Летели мгновения. Эхо стояла, постукивая пальцами по ноге. Наконец Гай со вздохом снял цепочку, зажал медальон в руке, но не отдал Эхо.
– Но как?
Если бы она знала! Эхо и самой было интересно.
– Понятия не имею, – ответила она. – Но он как-то привел меня к кинжалу. И чем ближе я подходила, тем сильнее меня тянуло туда.
– Я ничего не чувствую. – Гай с удивлением рассматривал медальон.
– Может, дело в том, что не тебе суждено найти ключ. – Она сама не знала, как ей пришла в голову эта мысль, но понимала, что это правда. Эхо протянула руку, Гай, помедлив, вложил в нее медальон, и в то же мгновение и медальон, и кинжал, спрятанный у Эхо в ботинке, принялись вибрировать с такой силой, что девушка споткнулась и едва не упала. Гай поймал ее за локоть, и медальон запрыгал еще сильнее.
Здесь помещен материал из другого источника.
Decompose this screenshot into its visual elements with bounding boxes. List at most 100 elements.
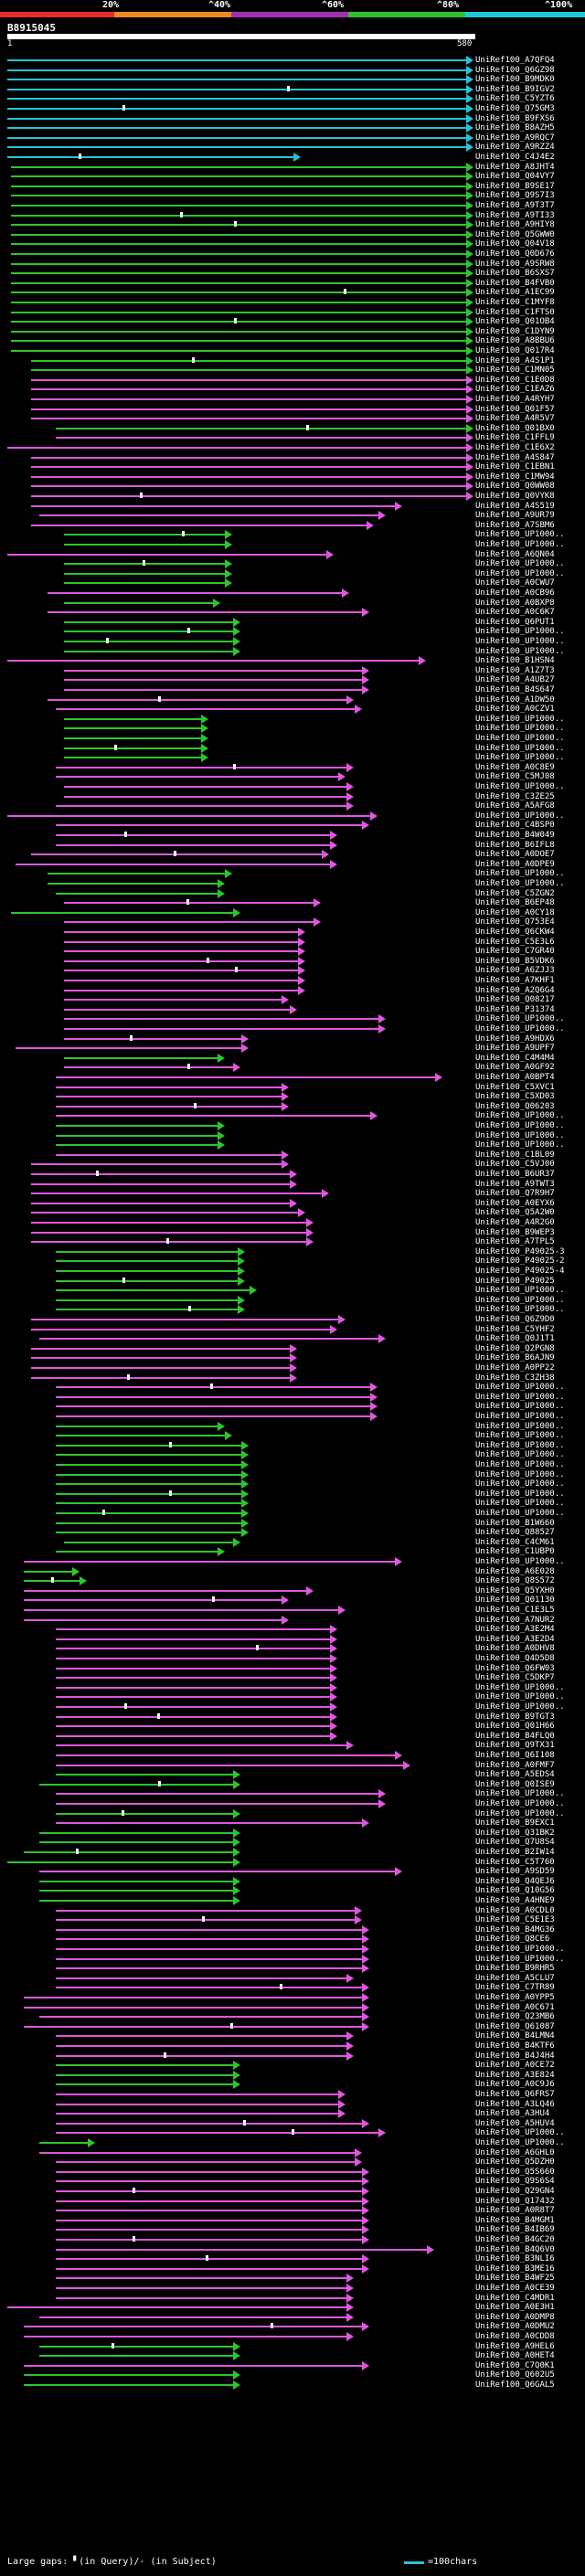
- hit-accession[interactable]: UniRef100_UP1000..: [475, 1489, 565, 1499]
- hit-accession[interactable]: UniRef100_C5YZT6: [475, 94, 555, 104]
- hit-accession[interactable]: UniRef100_A0DOE7: [475, 850, 555, 860]
- hit-accession[interactable]: UniRef100_Q6FRS7: [475, 2090, 555, 2099]
- hit-accession[interactable]: UniRef100_UP1000..: [475, 1499, 565, 1509]
- hit-accession[interactable]: UniRef100_A0BXP8: [475, 598, 555, 608]
- hit-row[interactable]: [55, 1285, 257, 1296]
- hit-row[interactable]: [55, 2253, 370, 2264]
- hit-row[interactable]: [31, 1352, 297, 1363]
- hit-row[interactable]: [55, 2273, 354, 2284]
- hit-row[interactable]: [63, 791, 354, 802]
- hit-accession[interactable]: UniRef100_P49025-3: [475, 1246, 565, 1256]
- hit-accession[interactable]: UniRef100_B4J4H4: [475, 2051, 555, 2061]
- hit-accession[interactable]: UniRef100_UP1000..: [475, 714, 565, 724]
- hit-row[interactable]: [55, 1731, 338, 1742]
- hit-row[interactable]: [7, 549, 334, 560]
- hit-accession[interactable]: UniRef100_A2Q6G4: [475, 985, 555, 995]
- hit-accession[interactable]: UniRef100_Q8CE6: [475, 1935, 550, 1945]
- hit-row[interactable]: [31, 1179, 297, 1190]
- hit-accession[interactable]: UniRef100_C5E3L6: [475, 937, 555, 947]
- hit-accession[interactable]: UniRef100_A7SBM6: [475, 520, 555, 530]
- hit-row[interactable]: [31, 375, 473, 386]
- hit-accession[interactable]: UniRef100_A3E824: [475, 2070, 555, 2080]
- hit-accession[interactable]: UniRef100_C5MJ08: [475, 772, 555, 782]
- hit-accession[interactable]: UniRef100_Q5S660: [475, 2167, 555, 2177]
- hit-accession[interactable]: UniRef100_Q5YXH0: [475, 1585, 555, 1595]
- hit-accession[interactable]: UniRef100_A0CWU7: [475, 578, 555, 588]
- hit-accession[interactable]: UniRef100_UP1000..: [475, 1789, 565, 1799]
- hit-row[interactable]: [23, 2369, 241, 2380]
- hit-row[interactable]: [55, 1546, 225, 1557]
- hit-row[interactable]: [7, 84, 473, 95]
- hit-row[interactable]: [55, 1489, 249, 1500]
- hit-row[interactable]: [11, 162, 473, 173]
- hit-row[interactable]: [39, 510, 387, 521]
- hit-accession[interactable]: UniRef100_UP1000..: [475, 1402, 565, 1412]
- hit-row[interactable]: [55, 1643, 338, 1654]
- hit-accession[interactable]: UniRef100_UP1000..: [475, 869, 565, 879]
- hit-accession[interactable]: UniRef100_Q6Z9D0: [475, 1315, 555, 1324]
- hit-accession[interactable]: UniRef100_B9SE17: [475, 181, 555, 191]
- hit-accession[interactable]: UniRef100_Q01OB4: [475, 317, 555, 327]
- hit-row[interactable]: [55, 1691, 338, 1702]
- hit-accession[interactable]: UniRef100_B1HSN4: [475, 656, 555, 666]
- hit-row[interactable]: [63, 626, 241, 637]
- hit-row[interactable]: [11, 326, 473, 337]
- hit-accession[interactable]: UniRef100_B6SXS7: [475, 269, 555, 279]
- hit-accession[interactable]: UniRef100_A3LQ46: [475, 2099, 555, 2109]
- hit-row[interactable]: [55, 1440, 249, 1451]
- hit-accession[interactable]: UniRef100_A3HU4: [475, 2109, 550, 2119]
- hit-row[interactable]: [55, 1498, 249, 1509]
- hit-row[interactable]: [23, 1585, 314, 1596]
- hit-accession[interactable]: UniRef100_A0GF92: [475, 1063, 555, 1073]
- hit-row[interactable]: [55, 1469, 249, 1480]
- hit-accession[interactable]: UniRef100_B6AJN9: [475, 1353, 555, 1363]
- hit-accession[interactable]: UniRef100_UP1000..: [475, 2128, 565, 2138]
- hit-row[interactable]: [7, 93, 473, 104]
- hit-row[interactable]: [11, 190, 473, 201]
- hit-accession[interactable]: UniRef100_Q01H66: [475, 1722, 555, 1732]
- hit-accession[interactable]: UniRef100_UP1000..: [475, 1111, 565, 1121]
- hit-accession[interactable]: UniRef100_C4MDR1: [475, 2293, 555, 2303]
- hit-accession[interactable]: UniRef100_A6ZJJ3: [475, 966, 555, 976]
- hit-accession[interactable]: UniRef100_C5DKP7: [475, 1673, 555, 1683]
- hit-accession[interactable]: UniRef100_A9HIY8: [475, 220, 555, 230]
- hit-row[interactable]: [63, 1053, 225, 1064]
- hit-row[interactable]: [55, 1449, 249, 1460]
- hit-accession[interactable]: UniRef100_A0CE39: [475, 2284, 555, 2293]
- hit-accession[interactable]: UniRef100_UP1000..: [475, 1450, 565, 1460]
- hit-accession[interactable]: UniRef100_A8BBU6: [475, 336, 555, 346]
- hit-row[interactable]: [23, 1992, 370, 2003]
- hit-accession[interactable]: UniRef100_UP1000..: [475, 782, 565, 791]
- hit-accession[interactable]: UniRef100_UP1000..: [475, 743, 565, 753]
- hit-accession[interactable]: UniRef100_B4GC20: [475, 2235, 555, 2244]
- hit-accession[interactable]: UniRef100_A9RZZ4: [475, 143, 555, 153]
- hit-row[interactable]: [11, 907, 241, 918]
- hit-accession[interactable]: UniRef100_UP1000..: [475, 530, 565, 540]
- hit-row[interactable]: [63, 994, 290, 1005]
- hit-accession[interactable]: UniRef100_Q5GWW0: [475, 229, 555, 239]
- hit-accession[interactable]: UniRef100_UP1000..: [475, 1305, 565, 1315]
- hit-accession[interactable]: UniRef100_C5YHF2: [475, 1324, 555, 1334]
- hit-row[interactable]: [7, 655, 427, 666]
- hit-row[interactable]: [39, 2147, 362, 2158]
- hit-accession[interactable]: UniRef100_A1DW50: [475, 694, 555, 705]
- hit-accession[interactable]: UniRef100_UP1000..: [475, 1014, 565, 1024]
- hit-accession[interactable]: UniRef100_A7NUR2: [475, 1615, 555, 1625]
- hit-accession[interactable]: UniRef100_C1FTS0: [475, 307, 555, 317]
- hit-accession[interactable]: UniRef100_UP1000..: [475, 1130, 565, 1140]
- hit-accession[interactable]: UniRef100_UP1000..: [475, 1509, 565, 1518]
- hit-accession[interactable]: UniRef100_UP1000..: [475, 1469, 565, 1479]
- hit-accession[interactable]: UniRef100_A3E2M4: [475, 1625, 555, 1635]
- hit-accession[interactable]: UniRef100_B1W660: [475, 1518, 555, 1528]
- hit-row[interactable]: [55, 762, 354, 773]
- hit-row[interactable]: [39, 1876, 241, 1887]
- hit-accession[interactable]: UniRef100_UP1000..: [475, 627, 565, 637]
- hit-accession[interactable]: UniRef100_C5ZGN2: [475, 888, 555, 898]
- hit-accession[interactable]: UniRef100_A9TI33: [475, 210, 555, 220]
- hit-accession[interactable]: UniRef100_B4MGM1: [475, 2215, 555, 2225]
- hit-row[interactable]: [7, 152, 302, 163]
- hit-row[interactable]: [55, 2293, 354, 2304]
- hit-accession[interactable]: UniRef100_Q4QEJ6: [475, 1876, 555, 1886]
- hit-row[interactable]: [23, 2331, 354, 2342]
- hit-accession[interactable]: UniRef100_UP1000..: [475, 1286, 565, 1296]
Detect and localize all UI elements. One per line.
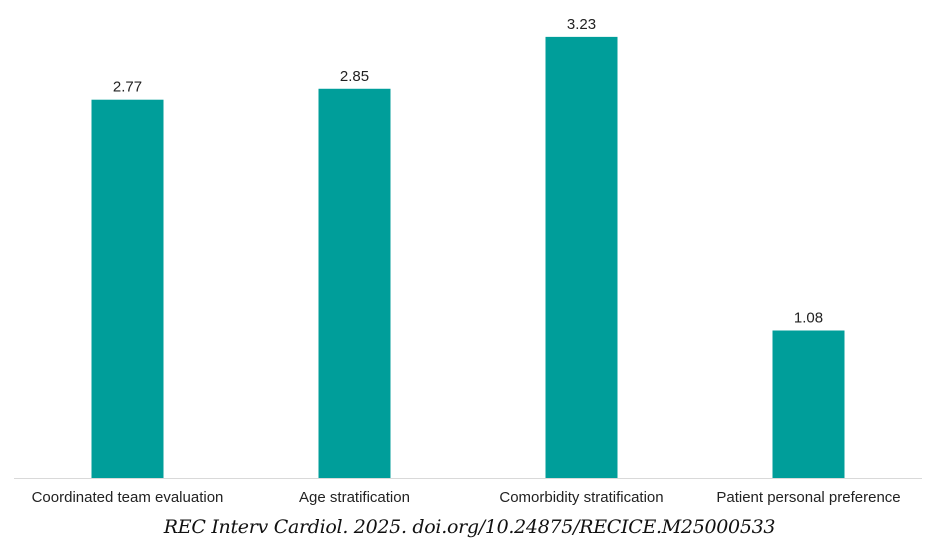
citation: REC Interv Cardiol. 2025. doi.org/10.248…	[163, 516, 776, 538]
category-label: Age stratification	[299, 489, 410, 506]
bar	[545, 36, 618, 478]
bar	[91, 99, 164, 478]
bar	[772, 330, 845, 478]
bar	[318, 88, 391, 479]
bar-chart: 2.77 Coordinated team evaluation 2.85 Age s…	[14, 16, 922, 506]
category-label: Coordinated team evaluation	[32, 489, 224, 506]
category-label: Patient personal preference	[716, 489, 900, 506]
category-label: Comorbidity stratification	[499, 489, 663, 506]
data-label: 3.23	[567, 16, 596, 33]
data-label: 1.08	[794, 310, 823, 327]
data-label: 2.77	[113, 79, 142, 96]
data-label: 2.85	[340, 68, 369, 85]
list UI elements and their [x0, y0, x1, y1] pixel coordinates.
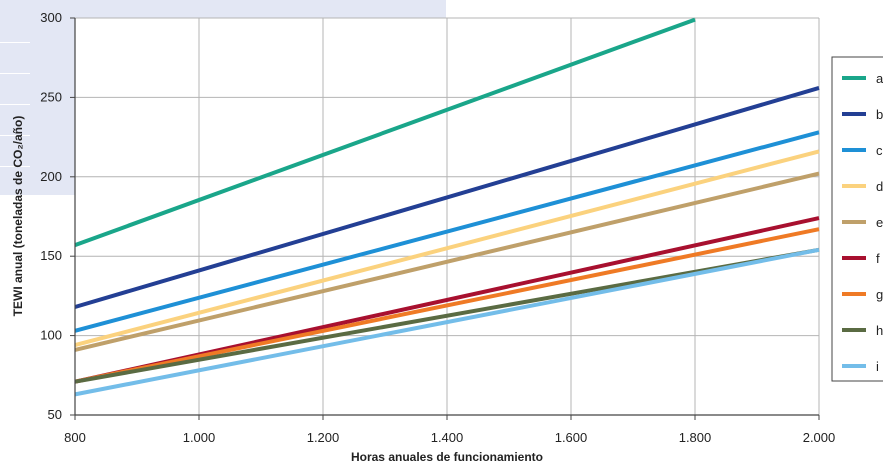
x-axis-title: Horas anuales de funcionamiento	[351, 450, 543, 464]
x-tick-label: 1.400	[431, 430, 464, 445]
series-line-i	[74, 247, 820, 397]
x-tick-label: 800	[64, 430, 86, 445]
series-line-d	[74, 149, 820, 348]
x-tick-label: 1.800	[679, 430, 712, 445]
legend-label-e: e	[876, 215, 883, 230]
series-line-g	[74, 227, 820, 384]
series-line-a	[74, 17, 696, 247]
legend-label-i: i	[876, 359, 879, 374]
x-tick-label: 1.200	[307, 430, 340, 445]
y-tick-label: 250	[40, 89, 62, 104]
legend-label-d: d	[876, 179, 883, 194]
series-line-c	[74, 130, 820, 333]
legend-label-b: b	[876, 107, 883, 122]
y-tick-label: 300	[40, 10, 62, 25]
legend-label-c: c	[876, 143, 883, 158]
y-axis-title: TEWI anual (toneladas de CO₂/año)	[11, 116, 25, 317]
y-tick-labels: 50 100 150 200 250 300	[40, 10, 62, 422]
legend-box	[831, 56, 883, 382]
y-tick-label: 150	[40, 248, 62, 263]
x-tick-label: 1.600	[555, 430, 588, 445]
legend-label-a: a	[876, 71, 883, 86]
axes	[70, 17, 820, 420]
y-tick-label: 100	[40, 328, 62, 343]
x-tick-labels: 800 1.000 1.200 1.400 1.600 1.800 2.000	[64, 430, 835, 445]
series-line-h	[74, 247, 820, 384]
series-layer	[74, 17, 820, 397]
y-tick-label: 50	[48, 407, 62, 422]
series-line-b	[74, 85, 820, 309]
legend-label-h: h	[876, 323, 883, 338]
legend-label-g: g	[876, 287, 883, 302]
x-tick-label: 2.000	[803, 430, 836, 445]
x-tick-label: 1.000	[183, 430, 216, 445]
series-line-e	[74, 171, 820, 352]
legend-label-f: f	[876, 251, 880, 266]
legend: a b c d e f g h i	[831, 56, 883, 382]
y-tick-label: 200	[40, 169, 62, 184]
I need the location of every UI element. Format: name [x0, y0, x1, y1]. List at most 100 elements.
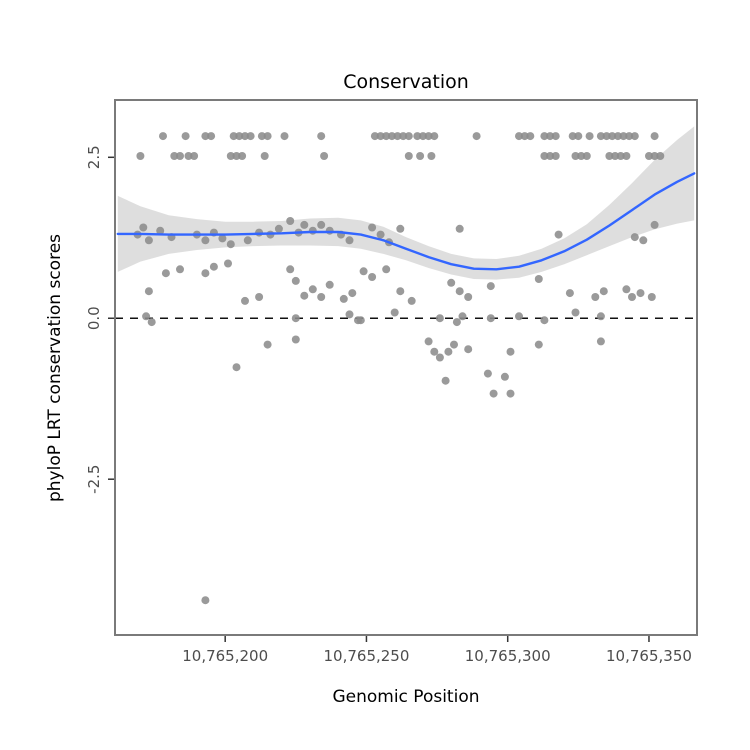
data-point — [650, 132, 659, 141]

– Все в порядке, – пояснила Эхо.
С этими словами она устремилась прочь по коридору, чувствуя кожей пульсацию медальона и кинжала. В любой другой день Эхо замедлила бы шаг, чтобы полюбоваться архитектурой главного вестибюля Метрополитен-музея с его высокими куполообразными потолками и стеклянной крышей, но сейчас неумолимая сила стремительно влекла ее вперед.
Гай бегом догнал Эхо и пошел рядом.
– Как это… – начал он, глядя на медальон.
Эхо подняла руку:
– Тс-с-с.
Та часть сознания Эхо, которую медальон не успел поработить, изумилась тому, что Гай покорно замолчал.
Вход в зал античных скульптур, расположенный напротив египетского крыла, загораживало тело ночного сторожа. Заклинание сделало свое дело: беднягу свалил сон. Эхо перешагнула через лежавшего ничком мужчину и замерла, пораженная великолепием экспонатов. Лунный свет заливал белые статуи богинь и богов, и казалось, будто они светятся изнутри. Завораживающее зрелище.